Yesterday, August 27, was the Feast of St. Monica. St. Monica was the mother of St. Augustine, whose feast would be celebrated by the Church today if this were not a Sunday. St. Augustine grew up with the wonderful example of his mother and her deep faith in God. He also had a father who was a pagan. Augustine followed in the ways of his father and wanted nothing to do with Christianity and the faith of his mother. Augustine chose a way of life that was selfish and filled with sinful habits and choices. He lived with a woman for several years and had a son with her. Even then he did not marry her. Augustine had a brilliant mind and received a great education. His mother made sure he received a Christian education, but at the age of nineteen he rejected this part of his education. He was well schooled in philosophy and rhetoric and eventually went to Rome to teach. After a while in Rome, he took a position teaching rhetoric in Milan, and it was in Milan that he came to hear the preaching of St. Ambrose who eventually baptized Augustine.
After his baptism Augustine continued to study the scriptures and theology and became one of the great writers and teachers of the Christian Faith. Throughout his live his mother Monica prayed for him that he would turn to God and be baptized. After some 20 years of praying for her son, her prayers were finally answered.
The faith of St. Monica and her example of steadfast prayer is a fitting example to all of us and specially to parents whose children abandon or reject the Catholic Faith for a variety of reasons. Most of the time it seems to center on the example of the world we live in. Our world is filled with secularism and relativism. I called it a “Burger King world” because so many people want things their way no matter what anyone says even God Himself. Many people think they can decide who lives and dies (abortion and assisted suicide), who can marry whom (same sex marriage), what is right and wrong in any issue at all. It seems that what the individual thinks is all that matters. Pope Emeritus Benedict XVI called it the dictatorship of relativism and that is what we are living under at the present time.
There are many parents of adult children who feel very much like St. Monica and pray for years and years that their children would return to the Church. Many times, they blame themselves for their children wandering away from the Church. In most case it is not their fault at all; they did the best that they could. We must remember that as our children get older the influences of the world and their peers grows stronger. These are not always good influences especially when it concerns faith and religion. When they go off to college, they encounter certain teachers that are very much opposed to religion and God and this thinking becomes very much a part of the classroom experience. These are the very same influences that St. Augustine encountered in his life. His mother’s example and pleading were not enough, but because of her prayers her son encountered St. Ambrose, the bishop of Milan, and it was Ambrose and his preaching that finally got through to Augustine.

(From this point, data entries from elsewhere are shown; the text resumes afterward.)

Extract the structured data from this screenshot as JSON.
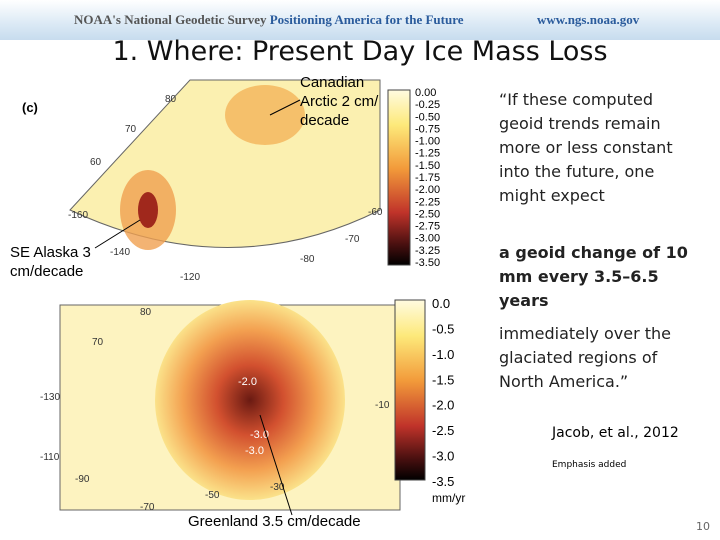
{
  "header": {
    "org": "NOAA's National Geodetic Survey",
    "tagline": "Positioning America for the Future",
    "url": "www.ngs.noaa.gov"
  },
  "title": "1. Where: Present Day Ice Mass Loss",
  "top_map": {
    "panel": "(c)",
    "colorbar_ticks": [
      "0.00",
      "-0.25",
      "-0.50",
      "-0.75",
      "-1.00",
      "-1.25",
      "-1.50",
      "-1.75",
      "-2.00",
      "-2.25",
      "-2.50",
      "-2.75",
      "-3.00",
      "-3.25",
      "-3.50"
    ],
    "graticule_labels": [
      "80",
      "70",
      "60",
      "-160",
      "-140",
      "-120",
      "-80",
      "-70",
      "-60"
    ],
    "callouts": [
      "Canadian Arctic 2 cm/ decade",
      "SE Alaska 3 cm/decade"
    ]
  },
  "bottom_map": {
    "colorbar_ticks": [
      "0.0",
      "-0.5",
      "-1.0",
      "-1.5",
      "-2.0",
      "-2.5",
      "-3.0",
      "-3.5"
    ],
    "units": "mm/yr",
    "graticule_labels": [
      "80",
      "70",
      "-130",
      "-110",
      "-90",
      "-70",
      "-50",
      "-30",
      "-10"
    ],
    "contour_labels": [
      "-2.0",
      "-3.0",
      "-3.0"
    ],
    "callout": "Greenland  3.5 cm/decade"
  },
  "quote": {
    "intro": "“If these computed geoid trends remain more or less constant into the future, one might expect",
    "emphasis": "a geoid change of 10 mm every 3.5–6.5 years",
    "ending": "immediately over the glaciated regions of North America.”"
  },
  "citation": "Jacob, et al., 2012",
  "note": "Emphasis added",
  "page_number": "10"
}
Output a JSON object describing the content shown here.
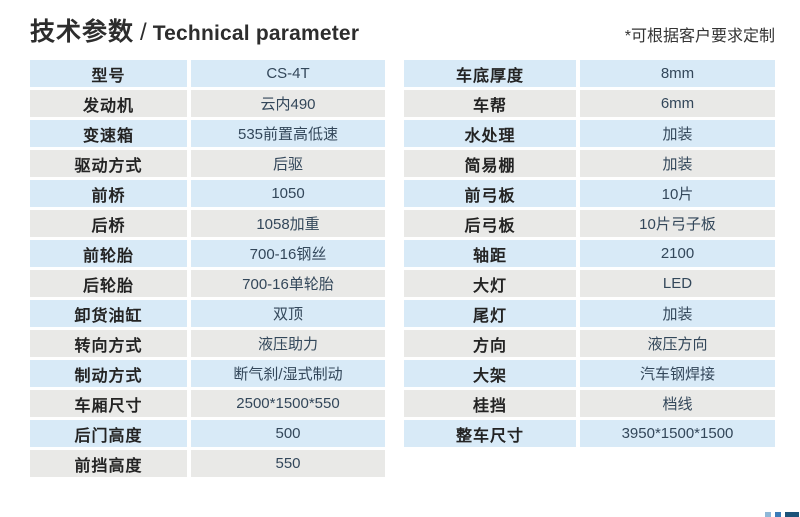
{
  "header": {
    "title_zh": "技术参数",
    "title_sep": "/",
    "title_en": "Technical parameter",
    "note": "*可根据客户要求定制"
  },
  "tables": {
    "left": {
      "rows": [
        {
          "label": "型号",
          "value": "CS-4T"
        },
        {
          "label": "发动机",
          "value": "云内490"
        },
        {
          "label": "变速箱",
          "value": "535前置高低速"
        },
        {
          "label": "驱动方式",
          "value": "后驱"
        },
        {
          "label": "前桥",
          "value": "1050"
        },
        {
          "label": "后桥",
          "value": "1058加重"
        },
        {
          "label": "前轮胎",
          "value": "700-16钢丝"
        },
        {
          "label": "后轮胎",
          "value": "700-16单轮胎"
        },
        {
          "label": "卸货油缸",
          "value": "双顶"
        },
        {
          "label": "转向方式",
          "value": "液压助力"
        },
        {
          "label": "制动方式",
          "value": "断气刹/湿式制动"
        },
        {
          "label": "车厢尺寸",
          "value": "2500*1500*550"
        },
        {
          "label": "后门高度",
          "value": "500"
        },
        {
          "label": "前挡高度",
          "value": "550"
        }
      ]
    },
    "right": {
      "rows": [
        {
          "label": "车底厚度",
          "value": "8mm"
        },
        {
          "label": "车帮",
          "value": "6mm"
        },
        {
          "label": "水处理",
          "value": "加装"
        },
        {
          "label": "简易棚",
          "value": "加装"
        },
        {
          "label": "前弓板",
          "value": "10片"
        },
        {
          "label": "后弓板",
          "value": "10片弓子板"
        },
        {
          "label": "轴距",
          "value": "2100"
        },
        {
          "label": "大灯",
          "value": "LED"
        },
        {
          "label": "尾灯",
          "value": "加装"
        },
        {
          "label": "方向",
          "value": "液压方向"
        },
        {
          "label": "大架",
          "value": "汽车钢焊接"
        },
        {
          "label": "桂挡",
          "value": "档线"
        },
        {
          "label": "整车尺寸",
          "value": "3950*1500*1500"
        }
      ]
    }
  },
  "colors": {
    "row_blue": "#d8eaf7",
    "row_gray": "#e9e9e7",
    "decor_light": "#8fb8d8",
    "decor_mid": "#3a7cb8",
    "decor_dark": "#1b5379"
  }
}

I often tell parents something I heard a long time ago concerning children who have left the faith; it is better to pray for someone to come into their life that will lead them back to the Church than to pray for the words that will help you to convince them to return. Often one returns to the Church because of the influence of someone they meet and not so much because they decided to listen to their parents. Pray that God will send someone to help your adult children return to the Church just like God sent St. Ambrose into the life of St. Augustine.